Sunday, March 17, 2013

Planning for Development

Why plan for development?  Well, the answer is pretty simple.  When you don't plan, you don't achieve and "fly-by-the-seat-of-your-pants" development work is seldom successful and always frustrating.  There are a number of reasons why a "Development Plan" is a good thing:

A Development Plan helps you plan to meet your revenue goals (your physical needs in your organization and your planned costs)

A Development plan helps you to avoid "mission creep" which is what happens when a great opportunity comes along unexpectedly.  When you don't have a plan and that great opportunity comes along you may say yes to something you don't have time, money, or volunteers to carry out.  If you have a development plan and the great opportunity comes along, you can see that you do have the time, money and volunteers and say yes or that you do not and you can comfortably say no knowing that you are making the best decision for your organization.

A Development Plan helps your organization to raise your level of professionalism among your volunteers, your donors, and your major funders as well.

A Development Plan lets you know, clearly, which funders you can approach for renewals and at what intervals.

A Development Plan allows you to carefully schedule events and such around those that are already in place in your community which will help you work with competitive events rather than suffer because of them.

A Development Plan can feed all other planning such as your Marketing and Communications Plan, all of which, helps your organization work at a pleasing and comfortable place.

Ever a proponate of planning in general, in a nonprofit organization which relies on fundraising, a Development Plan is crucial to your long-term success.

Friday, March 8, 2013

Relationship Building: Cultivation and Stewardship

As a part of what I do, I'll be attending a college basketball game tomorrow along with some key donors and friends of our organization.  What a delightful opportunity!  

Think about it...every board member, donor, and prospect has been invited to attend with a guest to see a great basketball game, enjoy some great food, etc.  

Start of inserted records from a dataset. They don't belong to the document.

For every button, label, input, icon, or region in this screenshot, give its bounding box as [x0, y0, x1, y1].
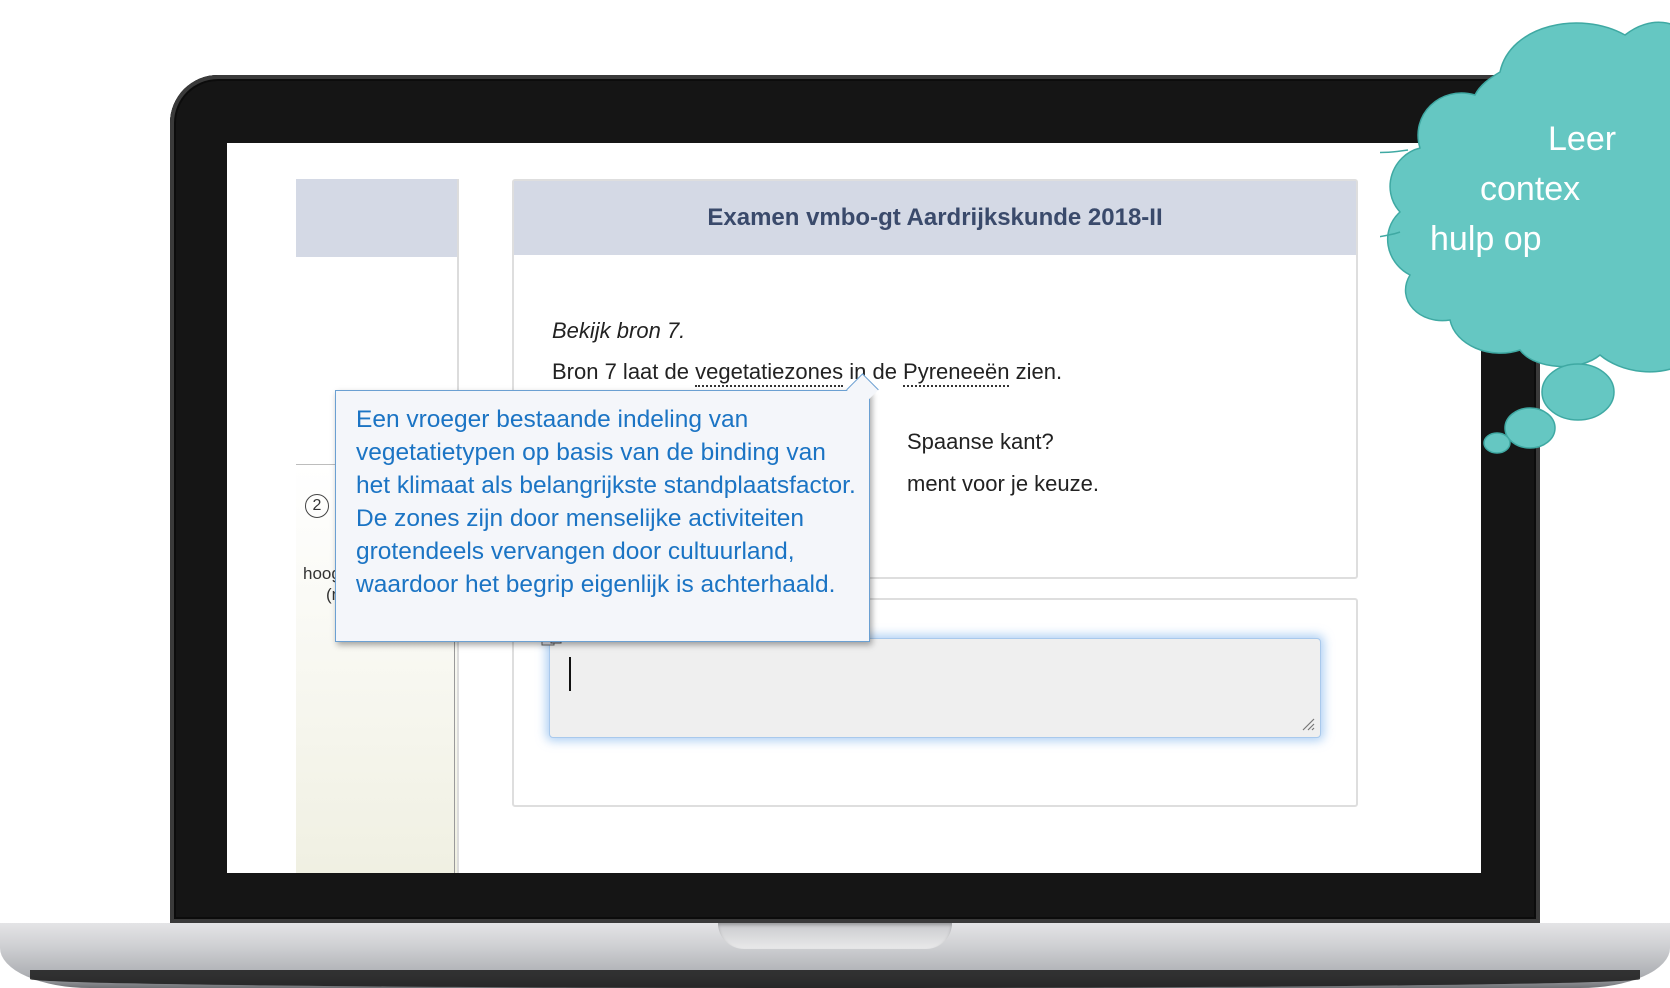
- question-instruction: Bekijk bron 7.: [552, 318, 686, 343]
- answer-overlay: [541, 630, 1319, 735]
- question-line-3: Spaanse kant?: [907, 429, 1054, 454]
- figure-circled-number: 2: [305, 494, 329, 518]
- laptop-screen: 2 hoog (m) ↑ Examen vmbo-gt Aardrijkskun…: [227, 143, 1481, 873]
- source-panel-header: [296, 179, 457, 257]
- cloud-line-3: hulp op: [1430, 220, 1542, 258]
- tooltip-definition: Een vroeger bestaande indeling van veget…: [356, 406, 856, 598]
- question-text-post: zien.: [1009, 359, 1063, 384]
- definition-tooltip: Een vroeger bestaande indeling van veget…: [335, 373, 879, 642]
- question-text-mid: in de: [843, 359, 904, 384]
- cloud-line-1: Leer: [1548, 120, 1617, 158]
- text-caret: [569, 657, 571, 691]
- term-vegetatiezones[interactable]: vegetatiezones: [695, 359, 844, 387]
- exam-title: Examen vmbo-gt Aardrijkskunde 2018-II: [514, 181, 1356, 255]
- cloud-line-2: contex: [1480, 170, 1581, 208]
- question-text: Bron 7 laat de vegetatiezones in de Pyre…: [552, 359, 1063, 387]
- question-line-4: ment voor je keuze.: [907, 471, 1099, 496]
- question-text-pre: Bron 7 laat de: [552, 359, 696, 384]
- laptop-notch: [718, 923, 952, 949]
- laptop-base-shadow: [30, 970, 1640, 988]
- resize-grip-icon[interactable]: [1301, 717, 1315, 731]
- term-pyreneeen[interactable]: Pyreneeën: [903, 359, 1010, 387]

So, what is the plan for this very unique and treasured opportunity?  I plan to meet and greet all of our guests,  obviously.  In addition, I've got a plan for each of our staff there to connect specifically to two or three of our guests.  I've got a little gift for a few children who are joining us and three hours of my undivided development attention.  

This is a fun event light on planning and enjoyable by all, including staff.  The key is in the connections made at the event and the follow up.  This is where we will focus our attention come Monday.

Connections can be as simple as introducing one person to someone else they might not otherwise intersect with in daily life.  These introductions create a great synergy because they learn that they both have a love for your organization, they begin to talk about life events, who they know, etc. and begin to find their own points of intersection.  Before you know it, they've made a connection because of your event. 

Follow up is key to the event's success, too.  Beginning Monday, there will be personal thank you notes written and sent with personal notes regarding the day's events and any details.

Is that it?  Are there other ways to follow up?  Of course!  Let's say this team advances in competition then you've got great reasons to make contact and place that reminder of their game attendance.  

Were all the guests previously known by you or were your donors in attendance graciously bringing potential donors to your door, so to speak?  If so, then follow up will be a little more in depth and include a coffee meeting or more.

The little things you do to make even an easy event successful and memorable make the biggest difference.  Do these little things such as connecting and follow up well.